Taking place over the course of a summer, these precocious kids are free to roam the kingdom and create happiness of their own near the “Happiest Place on Earth.” When they aren’t trying to revive a dead fish by putting it into a swimming pool, they are spitting on guests’ cars or turning off the hotel’s power just to see what happens. There’s not a single mischievous stone they wouldn’t turn over.
Aside from Willem Dafoe’s heartwarming turn as a hotel manager, many of the actors Baker cast were plucked from obscurity. Vinaite, a 24-year-old New York-based clothing designer and apparent marijuana-lover, was found by Baker scrolling through Instagram. When we spoke with Baker about THE FLORIDA PROJECT, he said her posts channeled Halley’s carefree spirit.

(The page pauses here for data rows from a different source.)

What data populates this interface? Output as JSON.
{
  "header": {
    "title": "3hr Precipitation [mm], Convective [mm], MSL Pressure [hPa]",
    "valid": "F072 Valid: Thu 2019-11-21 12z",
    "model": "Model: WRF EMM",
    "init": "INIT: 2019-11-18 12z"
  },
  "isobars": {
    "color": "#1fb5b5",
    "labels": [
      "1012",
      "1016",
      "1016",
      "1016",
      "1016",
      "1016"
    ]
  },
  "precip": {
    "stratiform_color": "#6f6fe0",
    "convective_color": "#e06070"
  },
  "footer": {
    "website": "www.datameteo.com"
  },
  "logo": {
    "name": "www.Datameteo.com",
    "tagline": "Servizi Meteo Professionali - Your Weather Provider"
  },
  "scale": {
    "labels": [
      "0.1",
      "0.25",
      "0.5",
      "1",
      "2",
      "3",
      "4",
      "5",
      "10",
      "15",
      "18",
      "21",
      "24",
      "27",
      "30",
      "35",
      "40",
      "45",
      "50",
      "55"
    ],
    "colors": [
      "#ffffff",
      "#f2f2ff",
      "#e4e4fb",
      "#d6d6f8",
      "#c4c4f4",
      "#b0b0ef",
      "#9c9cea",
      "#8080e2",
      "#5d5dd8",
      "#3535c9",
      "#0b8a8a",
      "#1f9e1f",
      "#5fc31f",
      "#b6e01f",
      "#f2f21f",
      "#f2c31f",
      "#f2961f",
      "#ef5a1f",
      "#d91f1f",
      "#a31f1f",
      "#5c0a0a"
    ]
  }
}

“I remember one video on Instagram in particular where she was jumping around in a backyard, and it really made me laugh,” Baker recalled. “There were a lot of videos where she would speak directly to the camera while smoking a blunt. It was as if she didn’t have a care in the world, which was exactly what I was looking for.”
Baker admitted that they looked at some A-list actors for the part, but he kept going back to Vinaite’s Instagram saying, “no one is going to be as good as her” or feel as authentic. However, casting Vinaite wasn’t done so with a snap of a finger. While she was interested in the part after privately messaging Vinaite, Baker had to prove that his unconventional casting would be a fit for the film.

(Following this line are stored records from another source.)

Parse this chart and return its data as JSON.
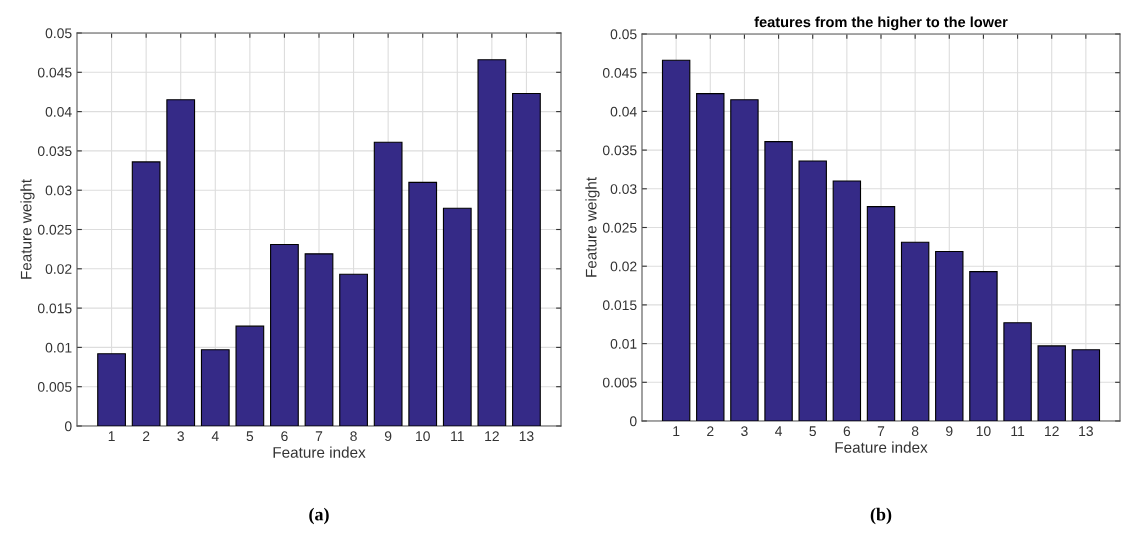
{
  "chart_data": [
    {
      "type": "bar",
      "xlabel": "Feature index",
      "ylabel": "Feature weight",
      "categories": [
        "1",
        "2",
        "3",
        "4",
        "5",
        "6",
        "7",
        "8",
        "9",
        "10",
        "11",
        "12",
        "13"
      ],
      "values": [
        0.0092,
        0.0336,
        0.0415,
        0.0097,
        0.0127,
        0.0231,
        0.0219,
        0.0193,
        0.0361,
        0.031,
        0.0277,
        0.0466,
        0.0423
      ],
      "color": "#352a87",
      "ylim": [
        0,
        0.05
      ],
      "yticks": [
        0,
        0.005,
        0.01,
        0.015,
        0.02,
        0.025,
        0.03,
        0.035,
        0.04,
        0.045,
        0.05
      ],
      "grid": true,
      "annotations": [
        "(a)"
      ]
    },
    {
      "type": "bar",
      "title": "features from the higher to the lower",
      "xlabel": "Feature index",
      "ylabel": "Feature weight",
      "categories": [
        "1",
        "2",
        "3",
        "4",
        "5",
        "6",
        "7",
        "8",
        "9",
        "10",
        "11",
        "12",
        "13"
      ],
      "values": [
        0.0466,
        0.0423,
        0.0415,
        0.0361,
        0.0336,
        0.031,
        0.0277,
        0.0231,
        0.0219,
        0.0193,
        0.0127,
        0.0097,
        0.0092
      ],
      "color": "#352a87",
      "ylim": [
        0,
        0.05
      ],
      "yticks": [
        0,
        0.005,
        0.01,
        0.015,
        0.02,
        0.025,
        0.03,
        0.035,
        0.04,
        0.045,
        0.05
      ],
      "grid": true,
      "annotations": [
        "(b)"
      ]
    }
  ]
}
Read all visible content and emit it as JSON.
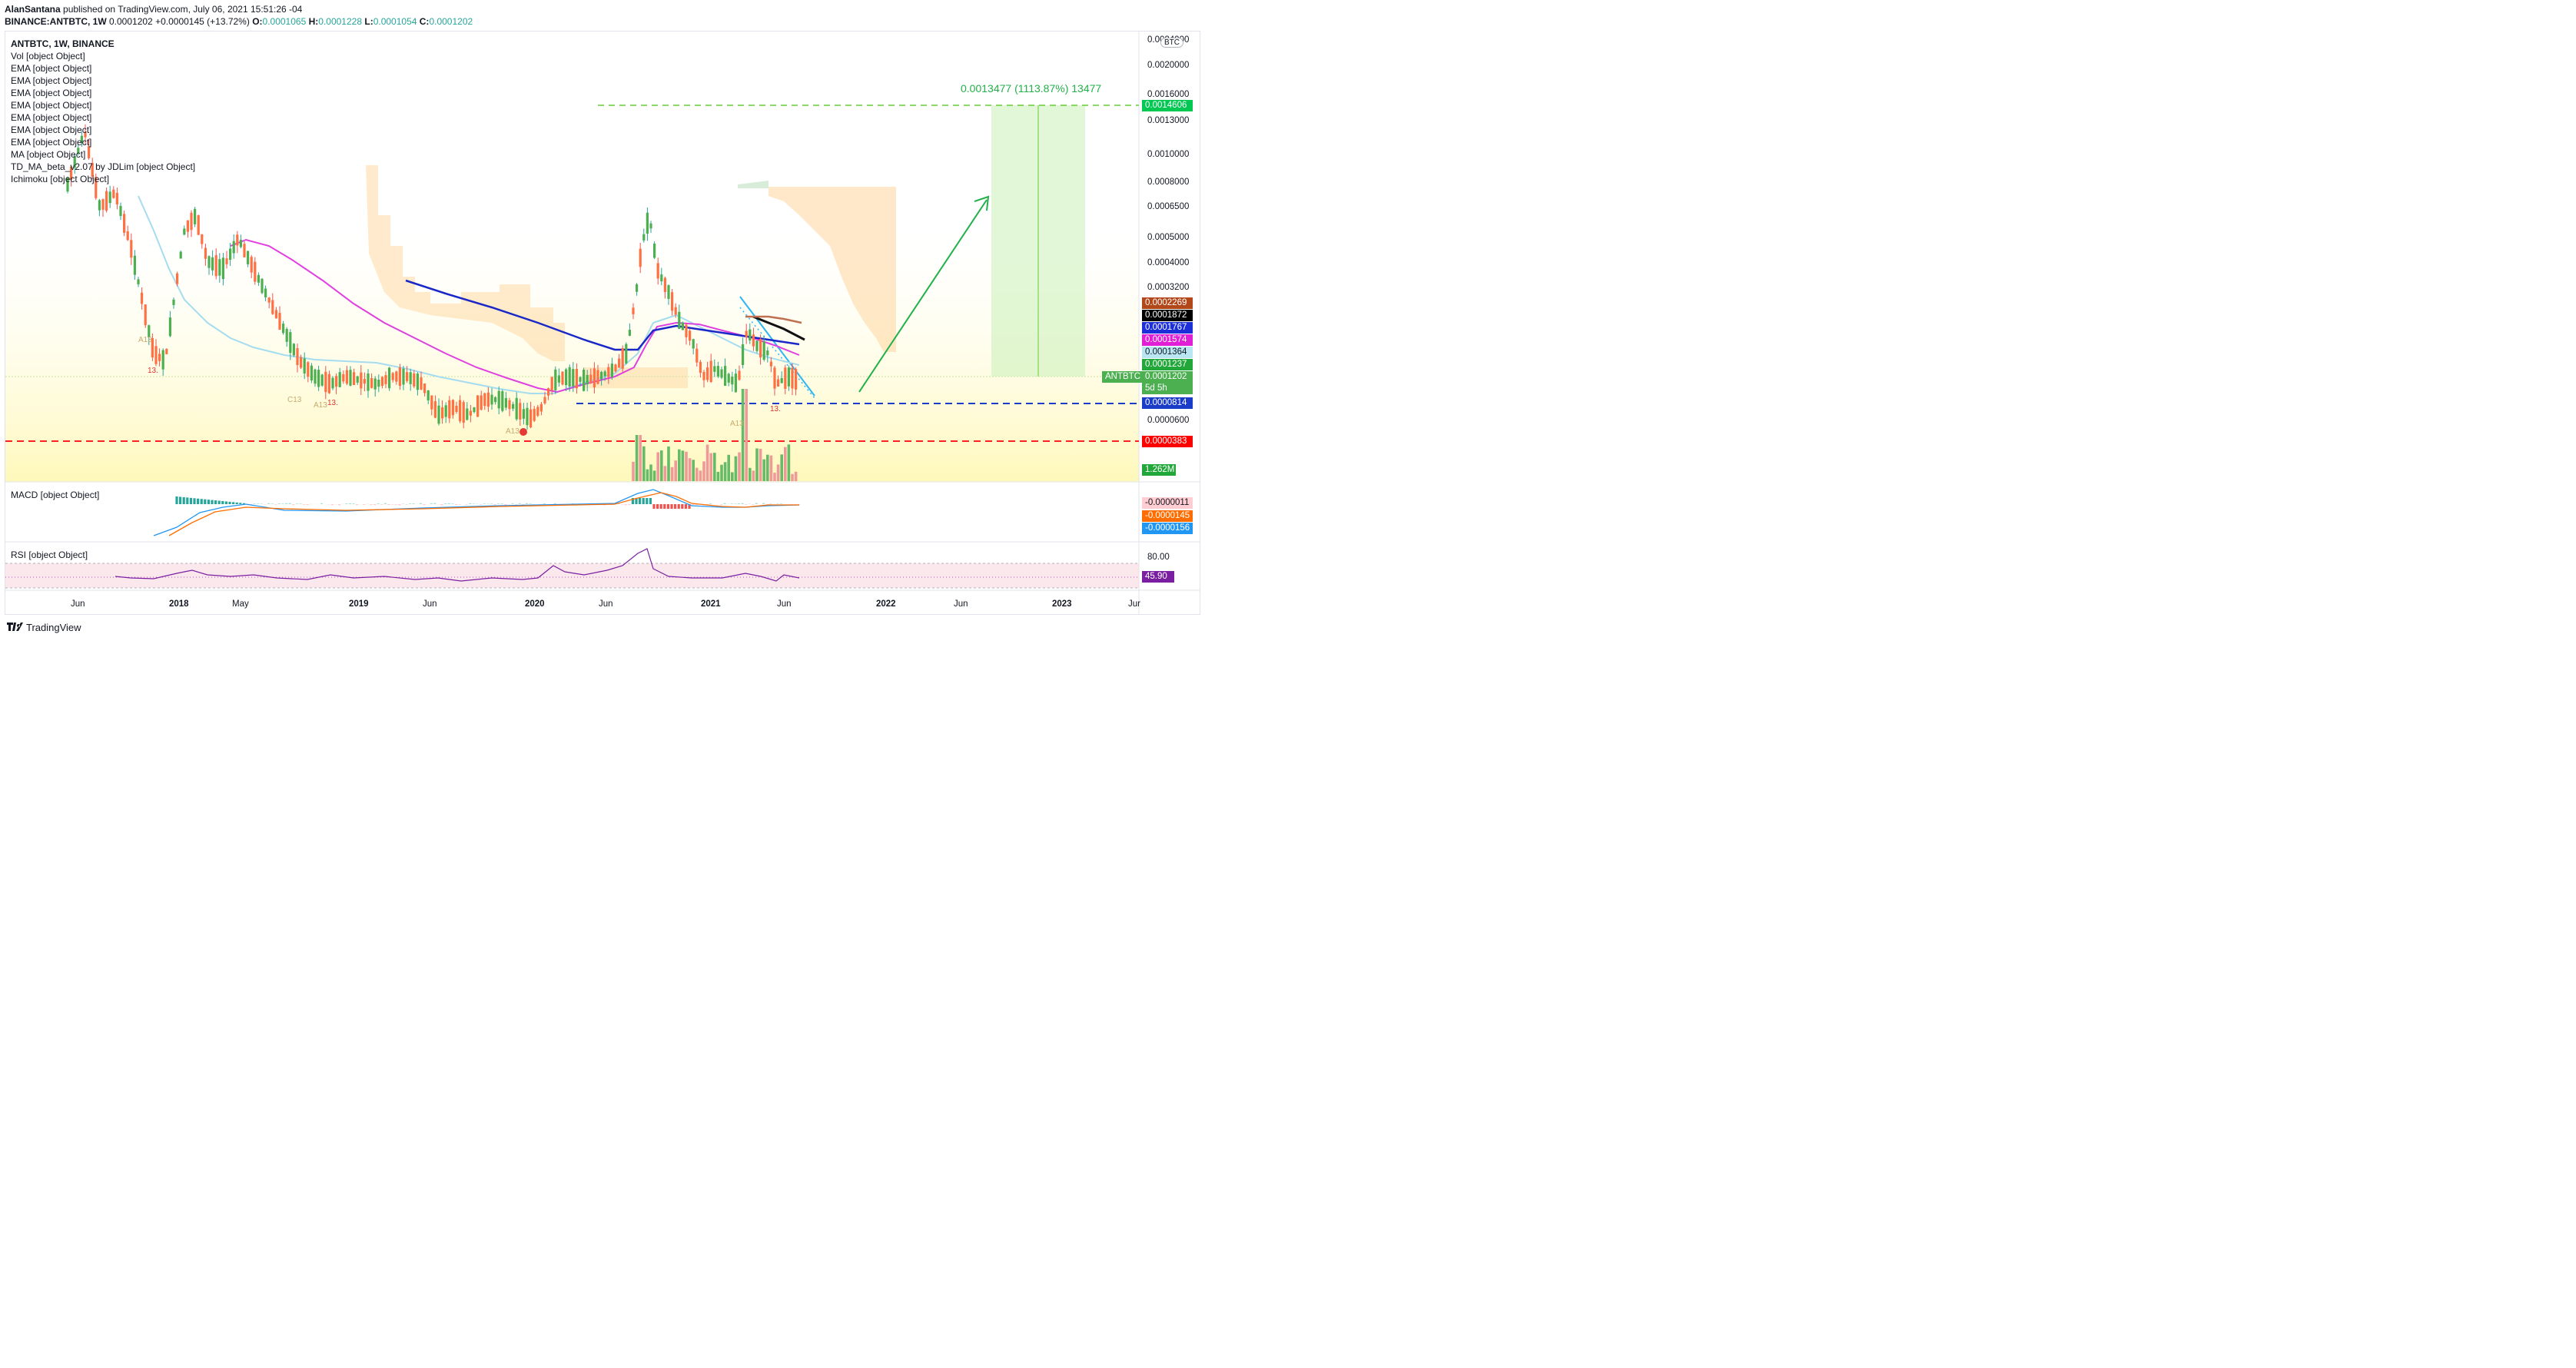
{
  "header": {
    "author": "AlanSantana",
    "published": "published on TradingView.com, July 06, 2021 15:51:26 -04",
    "symbol_line": "BINANCE:ANTBTC, 1W",
    "last": "0.0001202",
    "change": "+0.0000145 (+13.72%)",
    "o_label": "O:",
    "o_value": "0.0001065",
    "h_label": "H:",
    "h_value": "0.0001228",
    "l_label": "L:",
    "l_value": "0.0001054",
    "c_label": "C:",
    "c_value": "0.0001202"
  },
  "legend": {
    "symbol": "ANTBTC, 1W, BINANCE",
    "items": [
      "Vol [object Object]",
      "EMA [object Object]",
      "EMA [object Object]",
      "EMA [object Object]",
      "EMA [object Object]",
      "EMA [object Object]",
      "EMA [object Object]",
      "EMA [object Object]",
      "MA [object Object]",
      "TD_MA_beta_v2.07 by JDLim [object Object]",
      "Ichimoku [object Object]"
    ]
  },
  "macd_pane": {
    "label": "MACD [object Object]",
    "values": [
      "-0.0000011",
      "-0.0000145",
      "-0.0000156"
    ]
  },
  "rsi_pane": {
    "label": "RSI [object Object]",
    "level": "80.00",
    "value": "45.90"
  },
  "currency": "BTC",
  "price_axis": [
    "0.0024000",
    "0.0020000",
    "0.0016000",
    "0.0013000",
    "0.0010000",
    "0.0008000",
    "0.0006500",
    "0.0005000",
    "0.0004000",
    "0.0003200",
    "0.0000600"
  ],
  "price_tags": [
    {
      "text": "0.0014606",
      "color": "#00c853"
    },
    {
      "text": "0.0002269",
      "color": "#b2471a"
    },
    {
      "text": "0.0001872",
      "color": "#000000"
    },
    {
      "text": "0.0001767",
      "color": "#1c2fd8"
    },
    {
      "text": "0.0001574",
      "color": "#e01fd6"
    },
    {
      "text": "0.0001364",
      "color": "#b9e6f2"
    },
    {
      "text": "0.0001237",
      "color": "#22a83a"
    },
    {
      "text": "0.0001202",
      "color": "#4caf50"
    },
    {
      "text": "0.0000814",
      "color": "#1a3cc9"
    },
    {
      "text": "0.0000383",
      "color": "#ff0000"
    },
    {
      "text": "1.262M",
      "color": "#22a83a"
    }
  ],
  "countdown": "5d 5h",
  "symbol_tag": "ANTBTC",
  "target_label": "0.0013477 (1113.87%) 13477",
  "time_axis": [
    "Jun",
    "2018",
    "May",
    "2019",
    "Jun",
    "2020",
    "Jun",
    "2021",
    "Jun",
    "2022",
    "Jun",
    "2023",
    "Jur"
  ],
  "td_labels": [
    "A13",
    "13.",
    "C13",
    "A13",
    "13.",
    "A13",
    "13.",
    "A13"
  ],
  "footer": {
    "brand": "TradingView"
  },
  "colors": {
    "green": "#26a69a",
    "red": "#ef5350",
    "ema_magenta": "#e040e0",
    "ma_blue": "#1a28c8",
    "target_green": "#66cc33",
    "support_blue": "#1a3cc9",
    "support_red": "#ff2020"
  }
}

“I was really happy it ended up working out, because I felt a lot of pressure from myself to make sure I didn’t ruin the whole movie for him,” Vinaite said. “I did not think it would be as well received as it was, even with such an amazing director and [Dafoe] on board. I never knew about the hidden homeless situation until this film. There are so many things that aren’t talked about, and it’s my hope this film opens a new dialogue.”
Vinaite spoke about how Baker has a skill for taking slices of life and shaping them into beautifully crafted stories. All of Baker’s films expose new worlds to the uninitiated. When asked if this was the kind of material he actively seeks, Baker said he just wants to tell honest stories.
“What we explore in [THE FLORIDA PROJECT] is a national problem. Chris Bergoch, my co-screenwriter, brought it to my attention,” Baker said. “It wasn’t until I did research that I realized this is a nationwide issue. However, [Bergoch and I] decided to set it [near Disney World] because of the juxtaposition between children growing up in hotels and what we consider the ‘happiest place on earth’ right next door. We were thinking that the message we would be giving is if it could happen here, it could happen anywhere.”
The duality of Baker finding a place where dreams come true next to a place where dreams go to die is a poetic dose of reality. THE FLORIDA PROJECT is both touching and heartbreaking. It will lift your spirits as much as it will send them down. But ultimately, we arrive at a film that’s tender and magical.
THE FLORIDA PROJECT is now playing in select markets, and opens in Dallas-Fort Worth on Friday (10/20).